Nederland heeft daarin een voortrekkersrol vervuld?
Karmiggelt: “Jazeker, Nederland was wereldwijd ambassadeur voor de ontwikkeling van het GLN-register. We hebben veel gesprekken gevoerd met bedrijven en instellingen, ook bijvoorbeeld met leveranciers van software en hardware, zoals robots. Die zien met het verzamelen van data een nieuw verdienmodel ontstaan. Door daarvoor hun eigen identificatiecodes gebruiken, kunnen ze die data voor zichzelf houden. Maar in ketens waarin alles gedeeld moet worden, werkt dat niet. Met name daarover hebben we veel gediscussieerd: wat is de waarde van data als je die niet kunt delen?”
Den Ouden: “We hebben Wageningen University & Research onderzoek laten doen naar de wijze waarop data over veevoer, diergeneesmiddelen en gewasbeschermingsmiddelen door de keten stroomt. Het aantal punten in de keten waarop data niet digitaal van systeem tot systeem wordt gedeeld, is enorm groot. We hebben nog heel veel werk te doen voordat we data volledig digitaal zonder menselijke tussenkomst kunnen delen. Dat bevordert niet alleen de efficiëntie, maar ook de kwaliteit van de data.”
Wat doen jullie verder om internationale samenwerking te stimuleren?
Karmiggelt: “Daarom hebben we binnen GS1 in Europe een werkgroep opgericht om samen met andere landen de standaarden verder te ontwikkelen. Ook daarbij fungeren wij als voortrekker. Als groot exportland zoek je nu eenmaal wat sneller de samenwerking met landen als België, Duitsland, Frankrijk en het Verenigd Koninkrijk. Zodat een Duitse, Franse of Britse retailer de data ook kan lezen en interpreteren.

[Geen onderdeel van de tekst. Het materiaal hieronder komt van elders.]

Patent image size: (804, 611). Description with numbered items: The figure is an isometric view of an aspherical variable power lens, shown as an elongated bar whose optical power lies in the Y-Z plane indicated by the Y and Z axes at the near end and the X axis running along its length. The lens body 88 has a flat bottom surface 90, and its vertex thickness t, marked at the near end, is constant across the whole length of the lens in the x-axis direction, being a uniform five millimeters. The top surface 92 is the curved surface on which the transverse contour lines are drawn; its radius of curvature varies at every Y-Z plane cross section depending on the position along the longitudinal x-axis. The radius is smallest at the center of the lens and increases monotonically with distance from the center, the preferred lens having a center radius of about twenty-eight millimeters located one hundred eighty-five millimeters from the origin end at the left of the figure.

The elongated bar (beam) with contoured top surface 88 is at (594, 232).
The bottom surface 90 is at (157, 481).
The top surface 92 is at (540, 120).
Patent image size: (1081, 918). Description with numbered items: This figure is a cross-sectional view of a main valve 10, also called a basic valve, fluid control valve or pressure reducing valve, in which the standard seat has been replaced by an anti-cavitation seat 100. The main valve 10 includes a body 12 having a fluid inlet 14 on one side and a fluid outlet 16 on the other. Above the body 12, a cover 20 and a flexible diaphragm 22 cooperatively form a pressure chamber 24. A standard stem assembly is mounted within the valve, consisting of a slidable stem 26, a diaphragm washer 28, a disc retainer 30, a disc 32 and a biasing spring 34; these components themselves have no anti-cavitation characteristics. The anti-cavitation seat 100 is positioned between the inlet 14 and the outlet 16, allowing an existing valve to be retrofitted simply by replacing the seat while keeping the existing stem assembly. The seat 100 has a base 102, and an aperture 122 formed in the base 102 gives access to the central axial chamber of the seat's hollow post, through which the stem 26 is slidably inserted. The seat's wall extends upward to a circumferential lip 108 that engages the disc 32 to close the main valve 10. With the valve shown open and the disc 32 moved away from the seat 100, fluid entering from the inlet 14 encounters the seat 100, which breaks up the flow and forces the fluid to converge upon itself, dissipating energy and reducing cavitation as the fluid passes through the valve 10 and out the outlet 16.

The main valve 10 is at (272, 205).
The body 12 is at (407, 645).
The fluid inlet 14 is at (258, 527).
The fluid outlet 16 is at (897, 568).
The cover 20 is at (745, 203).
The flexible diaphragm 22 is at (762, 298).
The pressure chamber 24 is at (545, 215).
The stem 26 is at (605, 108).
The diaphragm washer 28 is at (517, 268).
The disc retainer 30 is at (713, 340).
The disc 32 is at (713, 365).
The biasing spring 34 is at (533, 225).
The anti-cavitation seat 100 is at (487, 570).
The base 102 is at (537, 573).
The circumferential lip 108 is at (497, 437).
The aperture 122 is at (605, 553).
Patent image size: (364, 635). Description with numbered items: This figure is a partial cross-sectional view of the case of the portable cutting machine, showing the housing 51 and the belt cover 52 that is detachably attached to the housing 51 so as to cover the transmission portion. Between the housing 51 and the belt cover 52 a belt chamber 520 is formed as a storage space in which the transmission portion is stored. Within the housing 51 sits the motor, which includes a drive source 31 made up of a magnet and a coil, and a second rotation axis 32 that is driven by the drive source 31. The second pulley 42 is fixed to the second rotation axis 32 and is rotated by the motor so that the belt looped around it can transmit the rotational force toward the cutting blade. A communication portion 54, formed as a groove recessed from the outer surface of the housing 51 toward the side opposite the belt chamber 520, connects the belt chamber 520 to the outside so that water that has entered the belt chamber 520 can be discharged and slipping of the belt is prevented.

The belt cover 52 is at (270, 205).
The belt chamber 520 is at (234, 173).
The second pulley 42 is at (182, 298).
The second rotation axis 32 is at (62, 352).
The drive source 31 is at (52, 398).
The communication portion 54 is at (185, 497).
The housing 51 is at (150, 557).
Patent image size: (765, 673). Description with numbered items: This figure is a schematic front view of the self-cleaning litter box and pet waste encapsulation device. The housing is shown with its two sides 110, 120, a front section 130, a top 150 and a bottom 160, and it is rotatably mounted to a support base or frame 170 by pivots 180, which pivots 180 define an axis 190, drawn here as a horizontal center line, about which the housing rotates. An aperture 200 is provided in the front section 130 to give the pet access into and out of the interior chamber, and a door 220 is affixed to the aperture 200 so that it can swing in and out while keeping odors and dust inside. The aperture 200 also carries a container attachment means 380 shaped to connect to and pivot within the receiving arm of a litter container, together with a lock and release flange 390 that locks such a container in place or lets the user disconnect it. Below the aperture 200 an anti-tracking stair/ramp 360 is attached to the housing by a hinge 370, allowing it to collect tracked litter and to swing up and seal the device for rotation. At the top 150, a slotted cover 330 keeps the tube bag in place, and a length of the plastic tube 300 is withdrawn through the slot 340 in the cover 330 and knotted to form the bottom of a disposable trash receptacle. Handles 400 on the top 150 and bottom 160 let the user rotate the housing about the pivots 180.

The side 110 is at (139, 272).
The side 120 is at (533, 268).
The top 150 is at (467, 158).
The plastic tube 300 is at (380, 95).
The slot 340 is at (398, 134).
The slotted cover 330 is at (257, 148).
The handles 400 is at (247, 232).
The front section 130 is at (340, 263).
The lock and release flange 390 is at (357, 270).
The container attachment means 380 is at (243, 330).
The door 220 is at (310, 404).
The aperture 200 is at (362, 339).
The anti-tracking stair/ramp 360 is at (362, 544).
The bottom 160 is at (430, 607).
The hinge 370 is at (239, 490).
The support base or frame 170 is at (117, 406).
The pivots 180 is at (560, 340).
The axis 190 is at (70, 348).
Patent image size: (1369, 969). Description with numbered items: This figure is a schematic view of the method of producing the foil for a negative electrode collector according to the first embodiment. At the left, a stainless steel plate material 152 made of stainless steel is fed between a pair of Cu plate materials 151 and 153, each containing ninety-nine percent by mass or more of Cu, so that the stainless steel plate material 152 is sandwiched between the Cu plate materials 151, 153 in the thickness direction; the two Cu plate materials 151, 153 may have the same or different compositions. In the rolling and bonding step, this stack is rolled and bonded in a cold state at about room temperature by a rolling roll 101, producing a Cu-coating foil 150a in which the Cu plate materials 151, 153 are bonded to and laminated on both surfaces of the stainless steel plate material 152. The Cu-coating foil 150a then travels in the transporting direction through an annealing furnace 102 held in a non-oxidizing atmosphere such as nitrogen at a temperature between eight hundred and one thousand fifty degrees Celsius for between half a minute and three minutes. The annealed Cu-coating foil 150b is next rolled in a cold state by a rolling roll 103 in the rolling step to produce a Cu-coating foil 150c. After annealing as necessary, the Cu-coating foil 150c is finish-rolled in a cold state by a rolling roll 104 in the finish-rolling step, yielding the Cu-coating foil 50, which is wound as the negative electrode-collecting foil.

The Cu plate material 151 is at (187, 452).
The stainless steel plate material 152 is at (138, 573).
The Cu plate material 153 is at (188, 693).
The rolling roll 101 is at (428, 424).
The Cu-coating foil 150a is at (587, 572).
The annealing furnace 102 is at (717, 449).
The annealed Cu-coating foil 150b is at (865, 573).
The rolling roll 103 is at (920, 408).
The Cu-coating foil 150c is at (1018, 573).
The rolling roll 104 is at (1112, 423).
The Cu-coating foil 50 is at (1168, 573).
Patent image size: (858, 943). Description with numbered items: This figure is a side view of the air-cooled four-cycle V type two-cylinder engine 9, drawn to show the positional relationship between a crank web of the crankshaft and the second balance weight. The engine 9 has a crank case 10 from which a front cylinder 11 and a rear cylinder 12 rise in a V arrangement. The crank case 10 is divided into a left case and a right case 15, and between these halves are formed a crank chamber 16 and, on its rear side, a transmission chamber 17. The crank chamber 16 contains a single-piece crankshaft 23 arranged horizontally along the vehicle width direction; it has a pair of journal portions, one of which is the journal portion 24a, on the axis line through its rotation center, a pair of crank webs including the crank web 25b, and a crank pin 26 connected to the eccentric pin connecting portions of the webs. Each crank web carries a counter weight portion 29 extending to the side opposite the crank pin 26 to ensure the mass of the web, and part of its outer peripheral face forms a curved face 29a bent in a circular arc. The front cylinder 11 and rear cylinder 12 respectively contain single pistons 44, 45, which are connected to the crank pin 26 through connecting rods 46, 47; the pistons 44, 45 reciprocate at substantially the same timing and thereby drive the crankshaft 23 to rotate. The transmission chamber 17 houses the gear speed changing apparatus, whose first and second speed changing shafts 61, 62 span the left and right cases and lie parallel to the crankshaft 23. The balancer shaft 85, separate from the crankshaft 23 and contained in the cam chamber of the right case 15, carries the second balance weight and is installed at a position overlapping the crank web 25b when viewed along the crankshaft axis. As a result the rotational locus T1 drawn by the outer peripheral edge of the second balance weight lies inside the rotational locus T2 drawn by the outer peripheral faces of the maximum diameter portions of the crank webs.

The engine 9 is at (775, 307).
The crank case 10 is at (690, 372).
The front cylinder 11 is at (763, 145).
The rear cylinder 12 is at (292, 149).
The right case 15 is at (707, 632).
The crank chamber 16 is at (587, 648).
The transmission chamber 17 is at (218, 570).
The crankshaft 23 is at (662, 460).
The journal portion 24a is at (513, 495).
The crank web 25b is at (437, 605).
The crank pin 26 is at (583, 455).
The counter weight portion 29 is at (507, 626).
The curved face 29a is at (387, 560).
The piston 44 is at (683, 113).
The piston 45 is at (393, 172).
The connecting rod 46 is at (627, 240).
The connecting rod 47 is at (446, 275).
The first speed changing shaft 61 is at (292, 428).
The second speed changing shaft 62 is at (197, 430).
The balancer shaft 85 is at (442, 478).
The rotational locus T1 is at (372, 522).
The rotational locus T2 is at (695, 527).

Ook gezien de wetgeving die op ons afkomt – de Green Deal – is het belangrijk om dit soort zaken op Europees niveau op te pakken. Op het GS1 in Europe congres dat van 17 tot en met 20 oktober plaatsvindt in Amsterdam, vindt de kick-off plaats. Het is voor het eerst dat we tijdens dit congres een middag hebben ingeruimd voor de agrarische – en verssector. Dat zegt genoeg.”
Den Ouden: “Wij zijn erg blij met deze ontwikkeling binnen GS1 Europe en de rol die GS1 Nederland daarin speelt. Niet voor niets hanteren we binnen Fresh Upstream al een paar jaar het credo NINO: National Is No Option. We hebben het hier over grote internationale ingewikkelde ketens die zelden gesloten zijn. En waarvoor standaarden een oplossing kunnen bieden.”
Wat is nodig om het GLN-register tot een succes te maken?
Den Ouden: “We moeten eerst ervoor zorgen dat het register algemeen geaccepteerd wordt, onder meer door een koppeling met de vele bestaande registers die informatie via één unieke identifier mogelijk maakt. Een Nederlandse boer heeft in ieder geval een KvK-nummer, maar binnen heel Europa zijn er 27 verschillende KvK-registratiesystemen. En alleen in Nederland hebben we nog eens vijftien verschillende registratiesystemen voor onder meer kippen en eieren. Tel uit je winst als we in heel Europa het GLN-register gaan gebruiken.”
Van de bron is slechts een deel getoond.